With respect to professional liability applications themselves, applicants should view the forms as “invitations” to portray their companies as well-run, proficient and exceedingly professional operations deserving of competitive premiums. Underwriters will not search for this information. It is up to the organization to offer all these details in a cohesive, intelligent format that merits the insurer’s respect and attention. For instance, here are some simple rules to follow when compiling the required company background details:

  • Do not view the process as a burden—Consider the application process as an important tool for reviewing the past year’s activities, evaluating your performance and looking for areas of improvement.
  • Create a reminder—Start gathering and inputting application details 90 days before the policy’s renewal date. Begin with last year’s application and make the appropriate revisions. 
  • Make sure any changes in project types, disciplines or services are appropriately reflected in the renewal application—Use this process to help uncover opportunities and set future goals. 
  • In addition to providing a full summary of claims and potential claims, take the time to physically write down and review lessons learned—Underwriters want to work with organizations that manage risks seriously and learn from challenges. The good thing is that once a summary is produced, it doesn’t need to be done again. So make sure it is honest and accurate the first time. Eliminate the need for added questions or discovery. Detailed claim and potential claim information presented in an intelligent, organized manner demonstrates the commitment to growth and willful elimination of future risks. 
  • Include all requested attachments the first time—It is time consuming and a hassle for underwriters to continually reach out for “full picture” information. Make it easy for them and your company. The reward is a competitive quote.
  • Write legibly—What is the point if the underwriter can’t even read the application? What kind of professionalism and dedication does that show?
  • Always ask to review documents before signing even when working with a specialist broker—After all, no one knows your business better than your firm.
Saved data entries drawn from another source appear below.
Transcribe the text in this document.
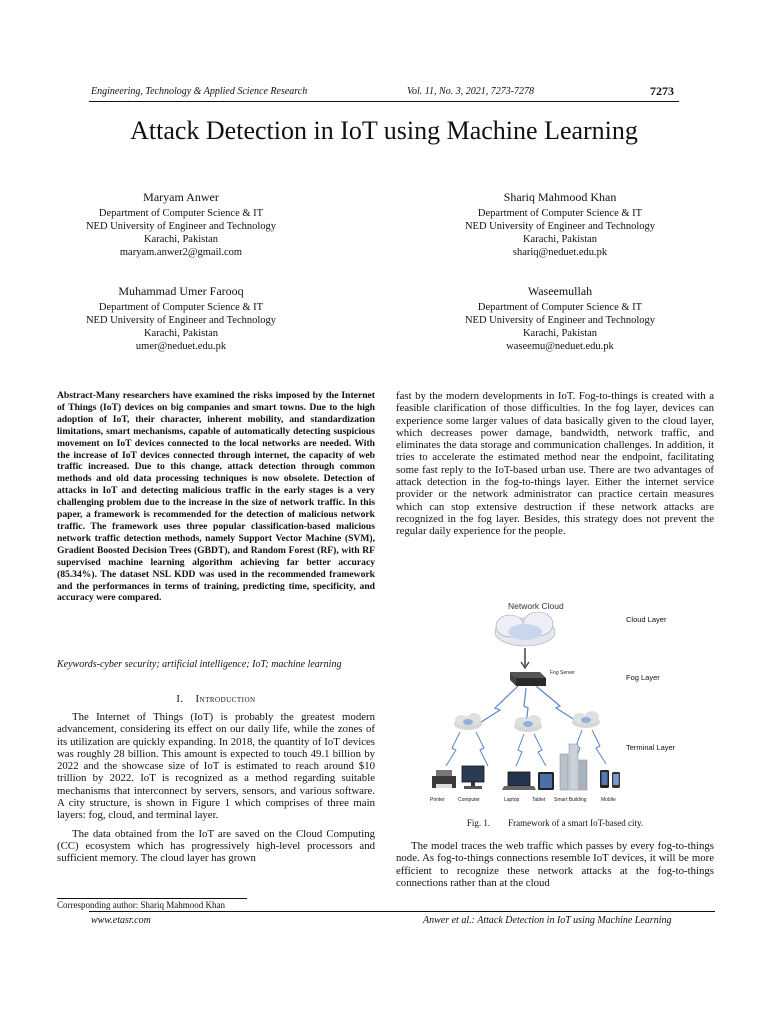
Engineering, Technology & Applied Science Research	Vol. 11, No. 3, 2021, 7273-7278	7273
Attack Detection in IoT using Machine Learning
Maryam Anwer
Department of Computer Science & IT
NED University of Engineer and Technology
Karachi, Pakistan
maryam.anwer2@gmail.com
Shariq Mahmood Khan
Department of Computer Science & IT
NED University of Engineer and Technology
Karachi, Pakistan
shariq@neduet.edu.pk
Muhammad Umer Farooq
Department of Computer Science & IT
NED University of Engineer and Technology
Karachi, Pakistan
umer@neduet.edu.pk
Waseemullah
Department of Computer Science & IT
NED University of Engineer and Technology
Karachi, Pakistan
waseemu@neduet.edu.pk
Abstract-Many researchers have examined the risks imposed by the Internet of Things (IoT) devices on big companies and smart towns. Due to the high adoption of IoT, their character, inherent mobility, and standardization limitations, smart mechanisms, capable of automatically detecting suspicious movement on IoT devices connected to the local networks are needed. With the increase of IoT devices connected through internet, the capacity of web traffic increased. Due to this change, attack detection through common methods and old data processing techniques is now obsolete. Detection of attacks in IoT and detecting malicious traffic in the early stages is a very challenging problem due to the increase in the size of network traffic. In this paper, a framework is recommended for the detection of malicious network traffic. The framework uses three popular classification-based malicious network traffic detection methods, namely Support Vector Machine (SVM), Gradient Boosted Decision Trees (GBDT), and Random Forest (RF), with RF supervised machine learning algorithm achieving far better accuracy (85.34%). The dataset NSL KDD was used in the recommended framework and the performances in terms of training, predicting time, specificity, and accuracy were compared.
Keywords-cyber security; artificial intelligence; IoT; machine learning
I. Introduction

The Internet of Things (IoT) is probably the greatest modern advancement, considering its effect on our daily life, while the zones of its utilization are quickly expanding. In 2018, the quantity of IoT devices was roughly 28 billion. This amount is expected to touch 49.1 billion by 2022 and the showcase size of IoT is estimated to reach around $10 trillion by 2022. IoT is recognized as a method regarding suitable mechanisms that interconnect by servers, sensors, and various software. A city structure, is shown in Figure 1 which comprises of three main layers: fog, cloud, and terminal layer.

The data obtained from the IoT are saved on the Cloud Computing (CC) ecosystem which has progressively high-level processors and sufficient memory. The cloud layer has grown

fast by the modern developments in IoT. Fog-to-things is created with a feasible clarification of those difficulties. In the fog layer, devices can experience some larger values of data basically given to the cloud layer, which decreases power damage, bandwidth, network traffic, and eliminates the data storage and communication challenges. In addition, it tries to accelerate the estimated method near the endpoint, facilitating some fast reply to the IoT-based urban use. There are two advantages of attack detection in the fog-to-things layer. Either the internet service provider or the network administrator can practice certain measures which can stop extensive destruction if these network attacks are recognized in the fog layer. Besides, this strategy does not prevent the regular daily experience for the people.

Network Cloud
Cloud Layer
Fog Server	Fog Layer
Terminal Layer
Printer	Computer	Laptop	Tablet Smart Building	Mobile
Fig. 1. Framework of a smart IoT-based city.

The model traces the web traffic which passes by every fog-to-things node. As fog-to-things connections resemble IoT devices, it will be more efficient to recognize these network attacks at the fog-to-things connections rather than at the cloud

Corresponding author: Shariq Mahmood Khan
www.etasr.com	Anwer et al.: Attack Detection in IoT using Machine Learning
Furthermore, seek the advice of an insurance broker that specializes in A/E PL insurance and thoroughly understands the A/E marketplace as well as the latest federal, state and local regulations, guidelines and legislation that impact design firms. As an example, the CFO of a large design firm was seeking advice on an expiring policy. After reviewing the company’s website and speaking to the executive, it was noted that the PL application did not include a specific service that represented 30 percent of the company’s revenue. Furthermore, the state in which the firm was located had passed a statute that provided “limited sovereign immunity” to design professionals offering this service. More specifically, the statute capped the liability of a design professional providing this service at $100,000. This simple notation on the renewal application by the broker resulted in a more than a 20 percent reduction in the renewal premium.

Although outwardly time-consuming and tedious, PL applications offer design firms the opportunity to demonstrate why their firm is a better-than-average risk deserving a more competitive premium. The good news is the process gets easier with each successive renewal, since there’s no need to reinvent the wheel each time around.

The right A/E PL insurance program coupled with the appropriate carrier can be a valuable asset used by architects and engineers to not only avoid or reduce claims, but also increase profitability. The goal is to take full advantage of all the risk management and practice management products and services offered by carriers so that A/E PL insurance premiums achieve more than just a policy—they provide a partner that helps firms succeed and prosper.

But, the whole process can only begin with a carefully completed and well-organized application.